Solemnity of the Assumption of the Blessed Virgin Mary: Revelation 11:19a; 12:1-6a, 10b; 1 Corinthians 15:20-27; Luke 1:39-56
Alphonsus Ligouri was not prone to moderate his baroque extravagance when writing about the Blessed Virgin Mary. However, when he considered the end of her earthly life, his opinion was sober. If the eternal Word of God, incarnate as a man had to suffer death, Saint Alphonsus saw no reason why the Lord’s mother should be exempt from that same experience.
His reflection calls to my mind not the conventional paintings of Mary’s Assumption but a rather curious manuscript illumination from the Twelfth Century York Psalter. It depicts in a stylized Romanesque composition the burial and Assumption of Mary. In the upper register, the apostles and other members of the Jerusalem Church lower the shrouded body of the Virgin into her grave, while four angel thurifers incense her corpse from above; in a lower register stands Christ blessing an empty tomb while a host of angels lift a sheet, bearing the body of Mary.

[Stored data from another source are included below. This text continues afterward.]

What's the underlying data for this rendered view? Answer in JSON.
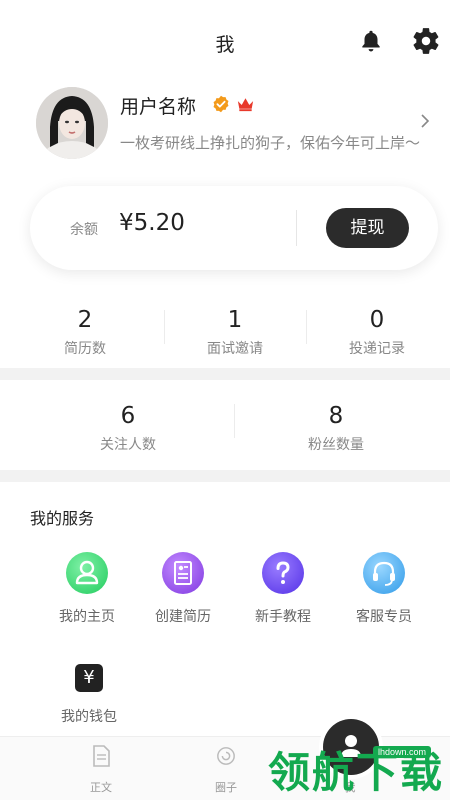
{
  "header": {
    "title": "我"
  },
  "profile": {
    "name": "用户名称",
    "bio": "一枚考研线上挣扎的狗子，保佑今年可上岸～"
  },
  "balance": {
    "label": "余额",
    "value": "¥5.20",
    "withdraw_label": "提现"
  },
  "stats_row1": [
    {
      "value": "2",
      "label": "简历数"
    },
    {
      "value": "1",
      "label": "面试邀请"
    },
    {
      "value": "0",
      "label": "投递记录"
    }
  ],
  "stats_row2": [
    {
      "value": "6",
      "label": "关注人数"
    },
    {
      "value": "8",
      "label": "粉丝数量"
    }
  ],
  "services": {
    "title": "我的服务",
    "items": [
      {
        "label": "我的主页",
        "icon": "user-icon",
        "color": "#2ed573"
      },
      {
        "label": "创建简历",
        "icon": "resume-icon",
        "color": "#8e44ef"
      },
      {
        "label": "新手教程",
        "icon": "question-icon",
        "color": "#6c4cf0"
      },
      {
        "label": "客服专员",
        "icon": "headset-icon",
        "color": "#3fa9f5"
      },
      {
        "label": "我的钱包",
        "icon": "yuan-icon",
        "color": "#222222"
      }
    ]
  },
  "tabbar": {
    "items": [
      {
        "label": "正文"
      },
      {
        "label": "圈子"
      },
      {
        "label": "我"
      }
    ]
  },
  "watermark": {
    "text": "领航下载",
    "url": "lhdown.com"
  }
}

Her figure is totally shrouded in the winding cloth, not even her face uncovered. Yet she is liberated from the tomb and embodied in the heavenly realm. How well this conveys the mystery of death and glorification, veiled from our limited, mortal understanding.

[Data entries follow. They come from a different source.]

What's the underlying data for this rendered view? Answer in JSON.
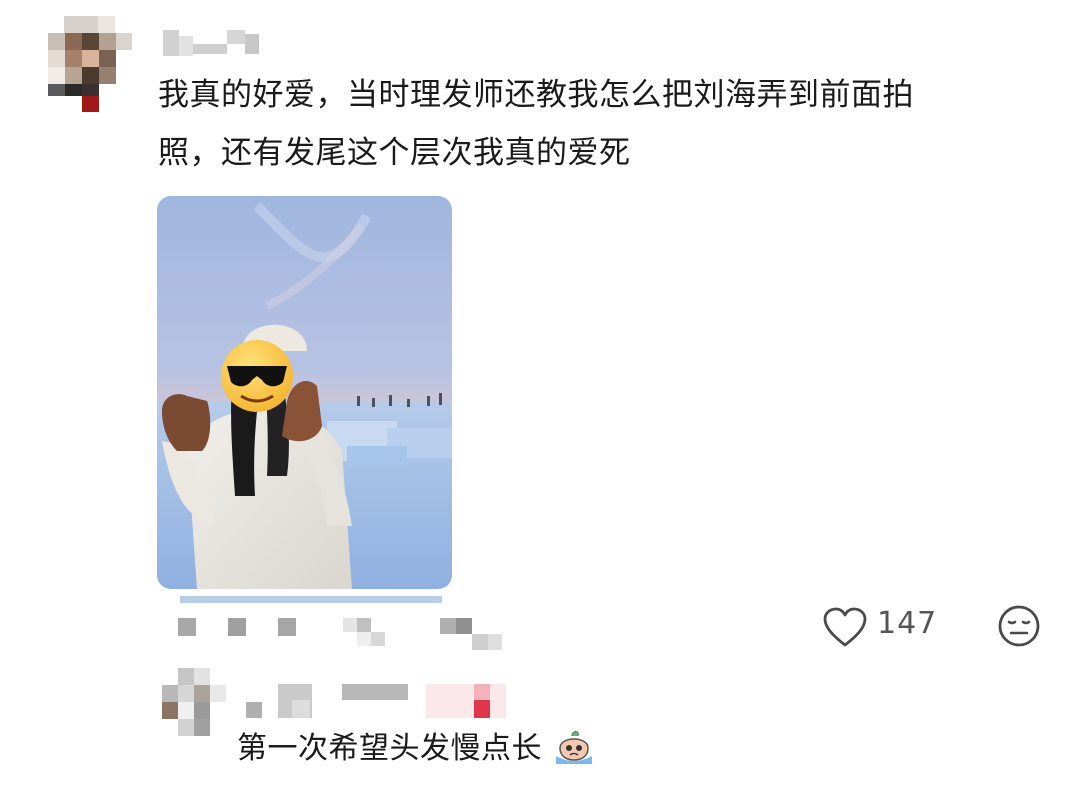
{
  "comment": {
    "text_line1": "我真的好爱，当时理发师还教我怎么把刘海弄到前面拍",
    "text_line2": "照，还有发尾这个层次我真的爱死",
    "likes": "147"
  },
  "reply": {
    "text": "第一次希望头发慢点长"
  },
  "icons": {
    "like": "heart-outline-icon",
    "reaction": "neutral-face-icon",
    "reply_emoji": "crying-face-emoji"
  },
  "colors": {
    "text": "#1a1a1a",
    "muted": "#555555",
    "accent_red": "#e0364a"
  }
}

Unlike an illusionistic painting, the heavenly realm is not above in the sky but below. Our perception is not invited to take flight, but is drawn down deeper into incomprehensible mysteries. We’re not permitted to evade the stark trappings of death but are drawn below where the proverbial grain of wheat has fallen into the depths to yield an abundant harvest.
There Mary is closer to the Divine life than when she encompassed it in her womb. In her person she celebrates thoroughly the call of every believer, buried with Christ. We draw closer to God through repentance. Mary, as a contingent human being, also has to draw closer to God, through her vocation and the portal of death.
Perhaps death is not just a consequence of sin, but the wounded form of that God-ordained metamorphosis from mortality to deification. In solidarity with her Divine Son, and with her brothers and sisters in faith, can’t we perceive the Ecclesial dimension of Mary in her transitus and Assumption? There lies our hope and our joy.